Я поднапряг мыслительные способности: чего бы еще потребовать?
— Кусок мяса по-суворовски, котлетки а ля Жардиньер, два жбанчика с зернистой и паюсной икоркой… зернистая чтоб была серенькая, а паюсная этакая блестящая.
— Балычок янтаристый не желаете? — подсказал услужающий.
— Желаю! И еще телятинки… знаете, бывает такая телятинка, белая, как снег.
— Как не знать! — отозвался он, и все, что я заказывал, как-то само собой выстраивалось передо мною.
Порядки тут были явно не ресторанные. Или я до сих пор бывал только в плохих ресторанах? Серьезное упущение в моей земной жизни.
Соседку справа звали Светой. Она весело улыбалась во все стороны, и ей отвечали улыбками.
— Ты здесь давно? — спросил я у девочки.
— Сороковой день, — сказала она и лицо ее построжало. — Сегодня меня провожают. И пир этот в мою честь…
Словно услышав ее слова за общим шумом, застолица обратилась к нам лицами, кое-кто опять поднимал хрустальные бокалы с вином, как это делают живущие на земле: мол, твое здоровье, Света! Только тут уж не о здоровье тела речь, а о благополучии души ее.
— Придет срок и вас проводят так же, — добавила она как бы мне в утешение.
— Как ты тут оказалась? — спросил я у Светы тихонько.
— Умерла, — сказала она и опять заулыбалась.
— Отчего? Ты заболела?
— Шла по улице… кто-то выбросил с верхнего этажа пустую бутылку… как раз мне на голову.
Я застонал, как от зубной боли.
— Я ничего не почувствовала! — сказала девочка опять в утешение мне. — Просто вспыхнул свет… словно голова моя стала электрической лампочкой и включили ток.
У нас в Новой Корчеве почему-то считается достойным делом выбрасывать пустые бутылки из окна.
— А вот Таню двое парней затащили в лес за железнодорожной станцией и там убили, — тихонько сообщила мне Света.
Девушка Таня сидела напротив; она догадалась, что речь идет о ней, взяла яблоко из хрустальной вазы — красивое яблоко, крупное, румяное — и бросила нам через стол:
— Светка, лови!
Яблоко летело медленно, как воздушный шарик. Света поймала его и в свою очередь бросила Тане целую горсть орехов — они летели дружной стайкой, будто воробьи.
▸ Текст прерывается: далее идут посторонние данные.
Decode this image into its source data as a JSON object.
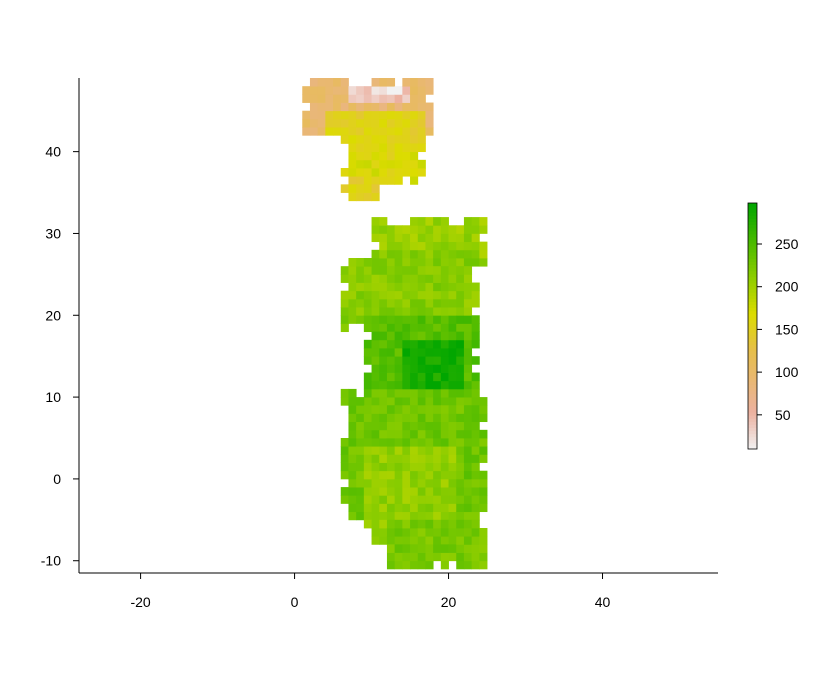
{
  "chart_data": {
    "type": "heatmap",
    "title": "",
    "xlabel": "",
    "ylabel": "",
    "xlim": [
      -28,
      55
    ],
    "ylim": [
      -11.5,
      49
    ],
    "x_ticks": [
      -20,
      0,
      20,
      40
    ],
    "y_ticks": [
      -10,
      0,
      10,
      20,
      30,
      40
    ],
    "x_tick_labels": [
      "-20",
      "0",
      "20",
      "40"
    ],
    "y_tick_labels": [
      "-10",
      "0",
      "10",
      "20",
      "30",
      "40"
    ],
    "legend": {
      "position": "right",
      "min": 10,
      "max": 298,
      "ticks": [
        50,
        100,
        150,
        200,
        250
      ],
      "tick_labels": [
        "50",
        "100",
        "150",
        "200",
        "250"
      ],
      "colormap": "terrain (reversed)"
    },
    "grid": false,
    "cell_size_deg": 1,
    "regions": [
      {
        "xmin": 1,
        "xmax": 18,
        "ymin": 42,
        "ymax": 49,
        "value": 95
      },
      {
        "xmin": 7,
        "xmax": 15,
        "ymin": 46,
        "ymax": 48,
        "value": 40
      },
      {
        "xmin": 10,
        "xmax": 14,
        "ymin": 47,
        "ymax": 48,
        "value": 18
      },
      {
        "xmin": 4,
        "xmax": 17,
        "ymin": 41,
        "ymax": 45,
        "value": 155
      },
      {
        "xmin": 6,
        "xmax": 17,
        "ymin": 36,
        "ymax": 41,
        "value": 165
      },
      {
        "xmin": 6,
        "xmax": 11,
        "ymin": 34,
        "ymax": 37,
        "value": 150
      },
      {
        "xmin": 10,
        "xmax": 25,
        "ymin": 26,
        "ymax": 32,
        "value": 205
      },
      {
        "xmin": 6,
        "xmax": 24,
        "ymin": 18,
        "ymax": 28,
        "value": 215
      },
      {
        "xmin": 9,
        "xmax": 24,
        "ymin": 9,
        "ymax": 20,
        "value": 245
      },
      {
        "xmin": 14,
        "xmax": 22,
        "ymin": 10,
        "ymax": 17,
        "value": 285
      },
      {
        "xmin": 6,
        "xmax": 25,
        "ymin": -5,
        "ymax": 11,
        "value": 230
      },
      {
        "xmin": 9,
        "xmax": 21,
        "ymin": -8,
        "ymax": 4,
        "value": 210
      },
      {
        "xmin": 12,
        "xmax": 25,
        "ymin": -11,
        "ymax": -5,
        "value": 225
      }
    ]
  }
}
— Рядом с нею новенький, — сообщила мне Света. — Он сегодня вечером попал в автомобильную катастрофу: гонял по городу на своей иномарке и угодил в ограждение моста. Машина перевернулась…
Дюжий малый со смешным чубчиком, спущенным на лоб, поймал мой взгляд.
— Тачку жалко, — сказал он баском. — В лепешку разбилась!
— Нашел о чем жалеть! — хмыкнула Таня.
Тут они заспорили, но дружески.
— Он был в тот вечер с теми, кто ее убил, — шепнула мне Света.
— И теперь сидит рядом? — удивился я.
— Он был с теми, но убил не он.
— Все равно. Как она может?!
— Не наше дело судить тут кого бы то ни было, — строго сказала девочка. — За то каждый ответит там, — она глазами указала ввысь. — Теперь уже скоро.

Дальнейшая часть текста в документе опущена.